Bethurum Is Elected President Of The Circuit Judges Association.  Circuit Judge B.J. Bethurum was elected President of the Kentucky Circuit Judges Association at the recent meeting in Louisville.  This is quite an honor and came as a surprise to the Judge.  He did not know that his name was being mentioned for the place until the election came off.  To be elected as head of this association is an honor that every Judge devoutly wishes for.  It shows what the other Judges think of his ability and also shows that he is very popular.  This in indeed an honor that the Judge may feel justly proud of.  We know he will fill the place satisfactorily. 

Mounce - Wilson.  Mr. William Mounce and Miss Francis Wilson, both of this city, were married last Thursday.  Both are very popular young people and have the best wishes of a host of friends.  Mr. Mounce was for a number of years a successful school teacher in the county.  When he war broke out he enlisted and saw over fourteen months services overseas.  He is an officer in Pulaski County Post American Legion.  At present Mr. Mounce holds a position as clerk in the post office.  Mrs. Mounce is the daughter of Mr. and Mrs. George Wilson, of this city.  She has been a teacher in the county schools for the past eight years, having just closed a successful school as principal at Oak Hill.  She is a very popular girl and has many friends.

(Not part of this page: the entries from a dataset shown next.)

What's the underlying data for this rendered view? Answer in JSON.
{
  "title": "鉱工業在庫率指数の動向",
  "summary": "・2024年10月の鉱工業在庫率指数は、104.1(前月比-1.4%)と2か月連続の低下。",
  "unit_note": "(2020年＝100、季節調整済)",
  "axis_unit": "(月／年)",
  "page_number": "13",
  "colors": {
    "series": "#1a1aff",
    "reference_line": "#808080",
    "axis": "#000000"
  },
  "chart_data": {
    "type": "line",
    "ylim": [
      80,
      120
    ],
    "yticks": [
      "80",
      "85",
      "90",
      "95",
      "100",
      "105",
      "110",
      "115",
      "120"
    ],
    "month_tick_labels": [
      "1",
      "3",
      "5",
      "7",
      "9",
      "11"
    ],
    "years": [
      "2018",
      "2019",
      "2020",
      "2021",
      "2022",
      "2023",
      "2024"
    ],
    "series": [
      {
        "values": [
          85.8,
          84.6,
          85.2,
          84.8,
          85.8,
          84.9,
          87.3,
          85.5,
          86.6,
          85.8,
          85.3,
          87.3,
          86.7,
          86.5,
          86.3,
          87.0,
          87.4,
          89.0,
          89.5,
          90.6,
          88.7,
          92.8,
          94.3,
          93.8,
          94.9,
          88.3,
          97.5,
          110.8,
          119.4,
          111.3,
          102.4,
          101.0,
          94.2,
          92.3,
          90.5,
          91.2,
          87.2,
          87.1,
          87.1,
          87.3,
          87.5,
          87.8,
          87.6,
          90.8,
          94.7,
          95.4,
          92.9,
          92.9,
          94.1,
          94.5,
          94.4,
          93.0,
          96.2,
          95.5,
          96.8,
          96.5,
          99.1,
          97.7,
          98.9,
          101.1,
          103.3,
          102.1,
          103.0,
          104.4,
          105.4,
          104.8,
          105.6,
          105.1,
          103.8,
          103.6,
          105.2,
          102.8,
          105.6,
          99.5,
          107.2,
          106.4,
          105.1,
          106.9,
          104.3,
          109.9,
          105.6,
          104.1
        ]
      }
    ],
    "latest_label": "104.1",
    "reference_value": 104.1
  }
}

Soldiers At Cumberland Sanitarium Enjoyed Christmas Tree And Gifts.  The people of Somerset made Christmas enjoyable for the soldiers at the Cumberland Sanitarium.  The Red Cross, The American Legion, the churches and lodges all contributed to the program which was arranged by Dr. Parsons, Post Commander of the Legion.  The choir from the Methodist Episcopal Church was present and Rev. Harrop, the pastor, gave a short talk.  Mr. George P. Sallee, Chairman of the Red Cross, also spoke.  A Christmas tree had been placed in the hall of the Sanitarium and the gifts were put on it.  After the program had been completed the gifts were distributed.  The soldiers desire through The Journal to thank all those who so thoughtfully remembered them.  The American Legion also desires to express their appreciation for the assistance given them for the many gifts received.